I would like to mention schedule 2G, which establishes the farm management deposits scheme. This allows eligible primary producers to set aside pre-tax income in profitable years for subsequent withdrawal in low-income years. We are not making any change; we are just modernising the legislation. But that is a good scheme, particularly for the farming communities in the Somerset region, the Lockyer Valley and the Fassifern Valley in South-East Queensland, which I represent. In difficult drought conditions it is tough not just on the farmers but also on the small business operators in those communities, so I am pleased that we have seen the drought break in South-East Queensland and that we have seen improvements. I really support this scheme. I think it will make a big difference in farming communities. In particular, I am pleased that we are modernising the legislation with respect to that scheme, and I commend the legislation to the House.

12:15 pm

Photo of Alan GriffinAlan Griffin (Bruce, Australian Labor Party, Minister for Veterans' Affairs) Share this | | Hansard source

in reply—Firstly, let me thank those members who have contributed to this debate. The Tax Laws Amendment (Transfer of Provisions) Bill 2010 repeals five areas of income tax law, adding up to 149 pages of the Income Tax Assessment Act 1936, and rewrites them into the Income Tax Assessment Act 1997 and, in one case, into the Taxation Administration Act 1953. The bill does not make any major policy changes to the provisions it rewrites. Indeed, the changes it makes are mostly to the location of the provisions, to their structure and to their text. But, still, those changes are important.
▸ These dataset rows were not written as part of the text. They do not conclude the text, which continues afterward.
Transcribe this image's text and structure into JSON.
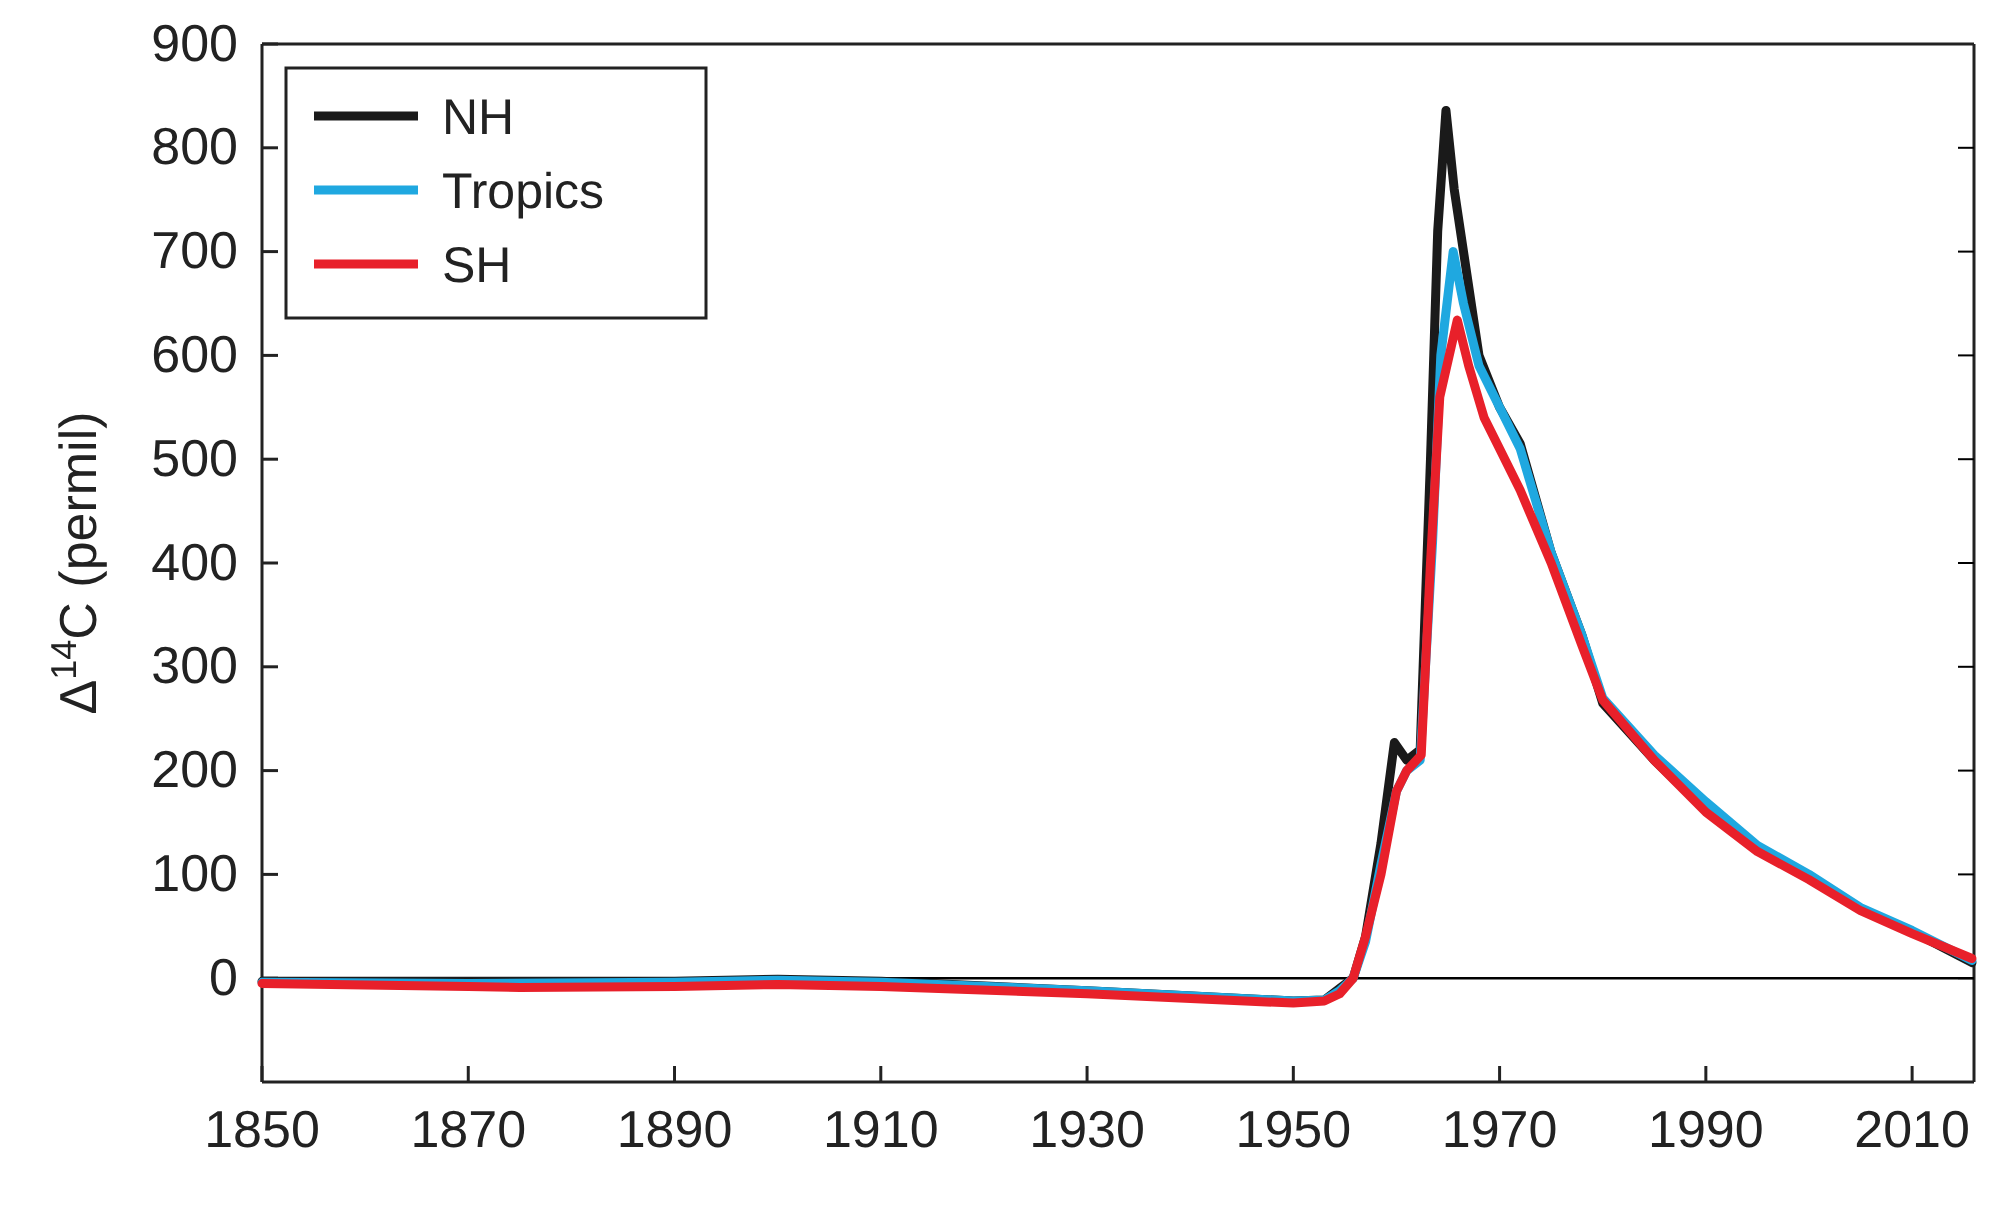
{
  "chart_data": {
    "type": "line",
    "ylabel": "Δ$^{14}$C (permil)",
    "xlim": [
      1850,
      2016
    ],
    "ylim": [
      -100,
      900
    ],
    "xticks": [
      1850,
      1870,
      1890,
      1910,
      1930,
      1950,
      1970,
      1990,
      2010
    ],
    "yticks": [
      0,
      100,
      200,
      300,
      400,
      500,
      600,
      700,
      800,
      900
    ],
    "ref_lines": [
      {
        "axis": "y",
        "value": 0,
        "color": "#000000"
      }
    ],
    "legend": "top left",
    "grid": false,
    "series": [
      {
        "name": "NH",
        "color": "#1a1a1a",
        "x": [
          1850,
          1870,
          1890,
          1900,
          1910,
          1930,
          1950,
          1953,
          1954.5,
          1955.8,
          1957,
          1958.5,
          1959.8,
          1961,
          1962.3,
          1963.3,
          1964,
          1964.8,
          1965.6,
          1966.5,
          1968,
          1970,
          1972,
          1975,
          1978,
          1980,
          1985,
          1990,
          1995,
          2000,
          2005,
          2010,
          2015.8
        ],
        "values": [
          -3,
          -3,
          -3,
          -1,
          -3,
          -12,
          -22,
          -21,
          null,
          0,
          40,
          130,
          227,
          210,
          220,
          500,
          720,
          836,
          760,
          700,
          600,
          550,
          515,
          410,
          330,
          265,
          210,
          162,
          125,
          97,
          67,
          45,
          15
        ]
      },
      {
        "name": "Tropics",
        "color": "#1fa8e0",
        "x": [
          1850,
          1870,
          1890,
          1900,
          1910,
          1930,
          1950,
          1953,
          1954.5,
          1955.8,
          1957,
          1958.5,
          1960,
          1961,
          1962.3,
          1963.5,
          1964.3,
          1965.5,
          1966.5,
          1968,
          1970,
          1972,
          1975,
          1978,
          1980,
          1985,
          1990,
          1995,
          2000,
          2005,
          2010,
          2015.8
        ],
        "values": [
          -4,
          -5,
          -4,
          -2,
          -4,
          -12,
          -22,
          -21,
          -12,
          0,
          35,
          110,
          180,
          200,
          210,
          420,
          600,
          700,
          650,
          590,
          550,
          510,
          410,
          330,
          270,
          215,
          170,
          128,
          100,
          68,
          46,
          17
        ]
      },
      {
        "name": "SH",
        "color": "#e8202a",
        "x": [
          1850,
          1870,
          1875,
          1890,
          1900,
          1910,
          1930,
          1950,
          1953,
          1954.5,
          1955.8,
          1957,
          1958.5,
          1960,
          1961,
          1962.4,
          1963.3,
          1964.2,
          1965.9,
          1967,
          1968.5,
          1970,
          1972,
          1975,
          1978,
          1980,
          1985,
          1990,
          1995,
          2000,
          2005,
          2010,
          2015.8
        ],
        "values": [
          -5,
          -8,
          -9,
          -8,
          -6,
          -8,
          -15,
          -24,
          -22,
          -15,
          0,
          40,
          100,
          180,
          200,
          215,
          400,
          560,
          634,
          590,
          540,
          510,
          470,
          400,
          320,
          268,
          210,
          160,
          122,
          95,
          65,
          43,
          19
        ]
      }
    ]
  }
}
The government is committed to having a single income tax assessment act for Australia within a reasonable time. The benefits of achieving that might not be noticed by many, but they will be appreciated by those taxpayers and tax practitioners who have to work with the income tax law, a most difficult piece of legislation. Achieving a single assessment act will reduce the complexity of that legislation, and this bill takes an important step towards achieving that goal, so it is pleasing to see that other members have taken an interest in this matter, which has not always had the profile that it deserves. I commend this bill to the House.

Question agreed to.

Bill read a second time.

Message from the Governor-General recommending appropriation announced.

Ordered that this bill be reported to the House without amendment.